Opacity Clouds the True Risk
Opacity is another important parallel. In subprime, layered risk was obscured by complex structures and heavy model reliance. In private credit, uncertainty stems from mark-to-model valuations, limited price discovery, reporting lags, and incomplete visibility into underlying borrower performance. These features can delay loss recognition and make asset deterioration harder to assess in real time. Even so, delayed information points to a slower and more uneven repricing process, not necessarily the kind of sudden unwind that was seen in the subprime funding market meltdown.
Funding Is Stronger Than the Assets
Leverage and liquidity are where the parallels become less concerning. In subprime, losses were amplified by highly levered securitization structures and collateral warehouse financing (~20x borrowed capital to equity). Private credit also includes leveraged borrowers (roughly 5x to 6x total debt to EBITDA) and some fund-level financing (roughly 0.5x debt to total assets), but leverage is generally lower and more concentrated at the borrower level than at the intermediary level. Liquidity is also more stable, as private credit vehicles have longer lockups and tighter redemption terms, reducing the risk of a forced liquidity dislocation even if asset quality deteriorates.
Most importantly, the transmission channel into the broader financial system appears limited. Private credit has relatively modest linkages to banks, representing a small share of non-bank financial institutional lending (<5% of total loan commitments to NBFIs1), and is more likely to transmit stress through refinancing pressure, restructurings, and delayed exits than through immediate contagion. Losses are likely to rise, borrowers in certain sectors may come under acute strain, and investors may face disappointing recoveries. But the balance of risk still points to a gradual credit adjustment rather than a systemic event on the scale of subprime mortgage lending.
Key Takeaways
• Private credit exhibits several vulnerabilities associated with subprime lending, including weaker borrower quality, leverage, and limited transparency, but important structural differences reduce systemic spillover risk.

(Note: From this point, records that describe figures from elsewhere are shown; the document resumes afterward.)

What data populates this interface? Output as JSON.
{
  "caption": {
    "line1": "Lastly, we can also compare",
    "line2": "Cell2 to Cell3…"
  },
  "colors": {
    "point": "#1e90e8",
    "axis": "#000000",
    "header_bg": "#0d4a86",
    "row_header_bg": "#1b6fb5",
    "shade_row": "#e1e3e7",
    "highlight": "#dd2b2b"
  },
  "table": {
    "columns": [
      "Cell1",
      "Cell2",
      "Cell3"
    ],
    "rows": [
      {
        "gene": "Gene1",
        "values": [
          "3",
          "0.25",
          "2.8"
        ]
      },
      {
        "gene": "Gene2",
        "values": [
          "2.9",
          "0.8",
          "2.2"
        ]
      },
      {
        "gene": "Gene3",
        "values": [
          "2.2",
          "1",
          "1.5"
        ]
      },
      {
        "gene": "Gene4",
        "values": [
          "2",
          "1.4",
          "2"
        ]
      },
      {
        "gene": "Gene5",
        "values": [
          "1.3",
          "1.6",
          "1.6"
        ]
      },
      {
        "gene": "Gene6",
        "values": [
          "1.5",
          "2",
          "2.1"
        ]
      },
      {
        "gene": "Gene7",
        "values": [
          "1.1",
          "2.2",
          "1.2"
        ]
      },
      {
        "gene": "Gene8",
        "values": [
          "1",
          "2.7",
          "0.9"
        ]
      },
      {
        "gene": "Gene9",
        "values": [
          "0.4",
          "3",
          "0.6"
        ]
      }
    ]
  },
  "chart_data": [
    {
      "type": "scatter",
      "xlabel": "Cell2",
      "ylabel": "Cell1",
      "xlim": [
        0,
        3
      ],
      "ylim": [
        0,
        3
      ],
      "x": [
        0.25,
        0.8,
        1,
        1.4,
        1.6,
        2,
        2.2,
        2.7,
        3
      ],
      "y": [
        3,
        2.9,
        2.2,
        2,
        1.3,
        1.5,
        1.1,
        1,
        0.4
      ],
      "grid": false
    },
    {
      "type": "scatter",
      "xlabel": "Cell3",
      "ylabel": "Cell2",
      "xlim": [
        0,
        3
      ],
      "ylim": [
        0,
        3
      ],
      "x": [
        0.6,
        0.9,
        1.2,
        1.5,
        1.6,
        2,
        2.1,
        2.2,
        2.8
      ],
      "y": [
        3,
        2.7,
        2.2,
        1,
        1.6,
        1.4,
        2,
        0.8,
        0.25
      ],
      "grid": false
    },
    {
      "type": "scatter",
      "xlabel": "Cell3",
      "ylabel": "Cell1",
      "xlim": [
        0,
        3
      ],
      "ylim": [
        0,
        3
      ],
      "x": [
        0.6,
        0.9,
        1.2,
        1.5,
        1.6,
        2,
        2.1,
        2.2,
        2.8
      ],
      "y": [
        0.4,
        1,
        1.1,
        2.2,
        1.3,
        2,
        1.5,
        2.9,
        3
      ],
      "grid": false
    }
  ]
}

• Opacity in valuation and reporting may mask deterioration, causing losses to emerge more slowly and unevenly than in publicly traded credit markets.
• Compared with subprime, private credit relies less on short-term funding and highly levered intermediation, which lowers the probability of a rapid liquidity shock.
• A more likely outcome is a slow-burn credit adjustment, marked by refinancing pressure, restructurings, and selective investor losses rather than rapid, broad-based contagion.
• For insurance companies with private credit exposure, deteriorating sector performance could increase refinancing risk, lead to impairment losses, and result in returns that fall short of expectations.
Endnote
1 The Federal Reserve, “Bank Lending to Private Credit: Size, Characteristics, and Financial Stability Implications”, May 23, 2025.